I took a piece of paper (yes, I wrote on paper back then; I know, I’m ancient; don’t laugh) and I became this new character who introduced himself in my head at that moment. His name was Faron, and he spent 45 minutes writing out his thoughts through my hand and my pen, and I suddenly knew his mind deeper than any characters I’d written before then.

And just like that, I had my new main POV character for the first Starrellian book.

Faron would be the Watson to my Ryan’s Holmes.

I consider that day to be the beginning of the new era of my Starrellian writing. Everything before that is old and distant. Everything after that, all the solidifying and expanding of the plots I’ve done since, is post-Faron. Somehow, he’s the line dividing past from now.

So that day — this day — July 20, Faron’s birthday, is the beginning of Starrellia-in-earnest. …As I thought of it, until recently.

Because I realized that with this long time stepping away from Starrellia — my heart and my home — in order to write the stories of Tare (my favorite character) and the Chess Club (my dearest friends), I’ve stepped away long enough that instead of becoming estranged . . .

. . . I have gained a new perspective.

I have discovered that I can now look at Starrellia, its lands, its tales, its characters, with new eyes, and I see everything fresh and ready to be rediscovered and made new.

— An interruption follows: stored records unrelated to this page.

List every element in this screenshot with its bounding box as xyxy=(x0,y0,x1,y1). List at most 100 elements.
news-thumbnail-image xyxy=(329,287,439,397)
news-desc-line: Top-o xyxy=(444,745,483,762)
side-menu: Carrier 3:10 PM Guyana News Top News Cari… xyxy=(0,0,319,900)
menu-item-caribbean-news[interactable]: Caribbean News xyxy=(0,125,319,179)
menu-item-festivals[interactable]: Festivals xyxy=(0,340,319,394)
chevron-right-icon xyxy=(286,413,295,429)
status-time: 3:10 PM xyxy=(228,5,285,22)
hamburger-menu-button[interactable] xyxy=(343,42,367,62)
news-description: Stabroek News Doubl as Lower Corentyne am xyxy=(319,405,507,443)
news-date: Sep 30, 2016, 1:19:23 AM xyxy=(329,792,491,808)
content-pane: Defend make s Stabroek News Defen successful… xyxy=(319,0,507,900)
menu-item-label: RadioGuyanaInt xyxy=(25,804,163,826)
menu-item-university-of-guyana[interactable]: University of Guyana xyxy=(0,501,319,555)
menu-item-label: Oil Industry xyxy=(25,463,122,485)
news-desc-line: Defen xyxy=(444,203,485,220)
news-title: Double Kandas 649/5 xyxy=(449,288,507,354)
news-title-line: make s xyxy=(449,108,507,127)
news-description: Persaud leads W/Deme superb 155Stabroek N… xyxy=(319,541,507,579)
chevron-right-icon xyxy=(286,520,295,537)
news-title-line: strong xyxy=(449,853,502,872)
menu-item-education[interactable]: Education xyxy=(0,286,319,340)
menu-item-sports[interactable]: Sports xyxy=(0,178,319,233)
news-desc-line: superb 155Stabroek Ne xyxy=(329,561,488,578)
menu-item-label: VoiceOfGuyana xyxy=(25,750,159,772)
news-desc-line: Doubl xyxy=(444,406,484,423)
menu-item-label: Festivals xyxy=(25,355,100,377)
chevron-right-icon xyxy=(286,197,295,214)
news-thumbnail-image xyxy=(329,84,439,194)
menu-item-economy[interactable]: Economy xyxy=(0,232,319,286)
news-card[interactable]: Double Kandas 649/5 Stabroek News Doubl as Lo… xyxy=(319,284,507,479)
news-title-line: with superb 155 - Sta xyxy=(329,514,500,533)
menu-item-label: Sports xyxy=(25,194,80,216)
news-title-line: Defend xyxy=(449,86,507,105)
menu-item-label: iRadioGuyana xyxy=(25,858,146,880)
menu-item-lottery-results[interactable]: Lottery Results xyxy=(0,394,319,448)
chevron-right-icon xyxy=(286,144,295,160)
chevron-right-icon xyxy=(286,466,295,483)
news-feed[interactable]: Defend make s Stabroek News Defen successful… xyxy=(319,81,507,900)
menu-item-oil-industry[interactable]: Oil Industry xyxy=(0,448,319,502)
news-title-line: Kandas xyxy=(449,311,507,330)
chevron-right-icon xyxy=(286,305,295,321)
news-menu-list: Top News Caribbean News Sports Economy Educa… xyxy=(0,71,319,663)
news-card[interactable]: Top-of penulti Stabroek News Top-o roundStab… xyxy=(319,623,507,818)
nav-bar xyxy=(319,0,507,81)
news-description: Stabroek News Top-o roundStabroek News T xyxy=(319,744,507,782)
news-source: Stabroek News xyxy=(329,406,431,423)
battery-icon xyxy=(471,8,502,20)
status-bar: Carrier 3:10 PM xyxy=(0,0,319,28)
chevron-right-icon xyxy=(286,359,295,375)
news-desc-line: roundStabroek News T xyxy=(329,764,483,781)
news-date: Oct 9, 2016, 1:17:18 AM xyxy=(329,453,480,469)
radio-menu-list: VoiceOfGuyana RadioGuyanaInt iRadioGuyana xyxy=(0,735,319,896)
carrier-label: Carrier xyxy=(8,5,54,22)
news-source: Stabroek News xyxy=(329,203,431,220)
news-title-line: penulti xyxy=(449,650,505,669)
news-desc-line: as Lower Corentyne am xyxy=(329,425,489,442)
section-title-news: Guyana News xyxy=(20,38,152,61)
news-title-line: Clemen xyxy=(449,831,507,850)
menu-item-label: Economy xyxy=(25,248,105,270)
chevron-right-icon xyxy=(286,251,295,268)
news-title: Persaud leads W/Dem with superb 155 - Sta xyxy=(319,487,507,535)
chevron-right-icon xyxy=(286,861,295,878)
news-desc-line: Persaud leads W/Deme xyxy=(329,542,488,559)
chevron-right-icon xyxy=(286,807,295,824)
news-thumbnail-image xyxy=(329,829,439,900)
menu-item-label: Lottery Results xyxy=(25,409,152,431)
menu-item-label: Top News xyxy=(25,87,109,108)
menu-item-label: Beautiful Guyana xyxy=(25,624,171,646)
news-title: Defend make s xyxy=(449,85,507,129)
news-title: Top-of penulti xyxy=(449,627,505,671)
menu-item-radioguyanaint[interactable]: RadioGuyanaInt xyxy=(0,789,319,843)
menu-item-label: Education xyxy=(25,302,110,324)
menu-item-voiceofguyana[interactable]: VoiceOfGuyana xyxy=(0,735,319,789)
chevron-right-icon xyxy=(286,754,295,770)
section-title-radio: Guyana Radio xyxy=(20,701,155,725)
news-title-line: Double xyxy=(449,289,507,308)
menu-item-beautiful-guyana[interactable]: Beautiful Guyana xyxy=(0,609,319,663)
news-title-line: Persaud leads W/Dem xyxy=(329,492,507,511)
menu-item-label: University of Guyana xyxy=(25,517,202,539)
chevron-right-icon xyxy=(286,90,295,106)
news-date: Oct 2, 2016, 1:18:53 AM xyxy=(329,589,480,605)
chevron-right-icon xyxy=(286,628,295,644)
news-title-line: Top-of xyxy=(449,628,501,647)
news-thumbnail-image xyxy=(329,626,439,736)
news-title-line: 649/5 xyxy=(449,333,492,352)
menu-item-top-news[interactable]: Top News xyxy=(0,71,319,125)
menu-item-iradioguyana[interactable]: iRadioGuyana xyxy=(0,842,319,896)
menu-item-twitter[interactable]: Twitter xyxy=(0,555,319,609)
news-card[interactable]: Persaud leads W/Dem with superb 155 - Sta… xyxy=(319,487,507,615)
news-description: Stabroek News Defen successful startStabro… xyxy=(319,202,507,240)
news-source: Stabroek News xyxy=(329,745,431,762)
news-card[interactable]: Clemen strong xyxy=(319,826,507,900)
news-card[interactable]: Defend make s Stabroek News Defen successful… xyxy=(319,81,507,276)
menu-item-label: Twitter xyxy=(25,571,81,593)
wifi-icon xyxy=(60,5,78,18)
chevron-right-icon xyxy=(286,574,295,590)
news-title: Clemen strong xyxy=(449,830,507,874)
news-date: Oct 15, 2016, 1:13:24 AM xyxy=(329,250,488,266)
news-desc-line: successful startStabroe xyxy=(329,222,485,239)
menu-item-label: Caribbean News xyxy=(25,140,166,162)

I will return to it. That time is not yet, for I hope to finish some of my current tales first — stories that I love dearly as well, and which demand that I hear them out and set their words on paper. But then — then, I will go back.

I hope for a renewal, a returning, when I will once again journey back to the things I once knew, the hills and forests and mountains and seas, the castles and villages and caves, the cloaks and swords and harp music, the wild clans of talking bears, the Filanu and all their mysteries, the Seven and their long quest to protect the kingdoms, the exiled kings and lost princes, the villains who prowl at large and seek to dominate the free peoples of the land, the love and loss and victory and adventure, and all that is wild and adventurous and yet all at once comforting and at home, as only a world of fantasy can give.

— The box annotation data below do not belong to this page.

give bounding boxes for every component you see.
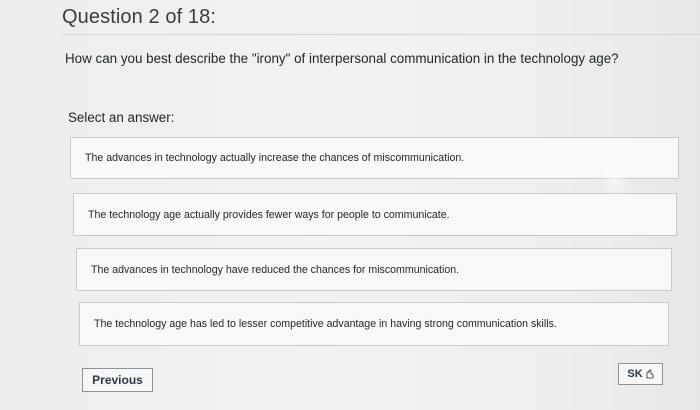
select-answer-label: Select an answer:	[68, 110, 175, 125]
answer-option-4-text: The technology age has led to lesser com…	[94, 318, 557, 330]
previous-button-label: Previous	[92, 373, 143, 387]
answer-option-2-text: The technology age actually provides few…	[88, 208, 450, 221]
answer-option-1[interactable]: The advances in technology actually incr…	[70, 137, 679, 179]
answer-option-4[interactable]: The technology age has led to lesser com…	[79, 302, 669, 346]
answer-option-1-text: The advances in technology actually incr…	[85, 152, 465, 164]
answer-option-3-text: The advances in technology have reduced …	[91, 263, 460, 276]
skip-button[interactable]: SK	[618, 363, 663, 385]
question-text: How can you best describe the "irony" of…	[65, 51, 619, 66]
screen-glare	[600, 160, 630, 200]
skip-button-label: SK	[627, 368, 643, 380]
previous-button[interactable]: Previous	[82, 368, 153, 392]
answer-option-3[interactable]: The advances in technology have reduced …	[76, 248, 672, 291]
header-divider	[62, 34, 700, 35]
pointer-cursor-icon	[644, 369, 654, 379]
question-counter: Question 2 of 18:	[62, 6, 217, 28]
answer-option-2[interactable]: The technology age actually provides few…	[73, 193, 677, 236]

And there I will meet long-lost friends, like Faron himself (happy birthday, m’lad! *tousles his hair fondly*), and Ryan the Silent One, and Prince Duncan, Bithoa the Outlaw, Varentle Kingson, Andrew, Ethan, Princess Atria, Eleanor, Oflagaro, Darksky the Bear, David and Donavin, Calendula, and all the rest, and we will travel on our quests through Starrellia and its surrounding lands.

And at night we will enjoy our friendship and sit or dance around a burning fire of red flickering flames, like a beacon of hope amid darkness, in a glade under the stars in the familiar forests of my dear Land of Starrellia.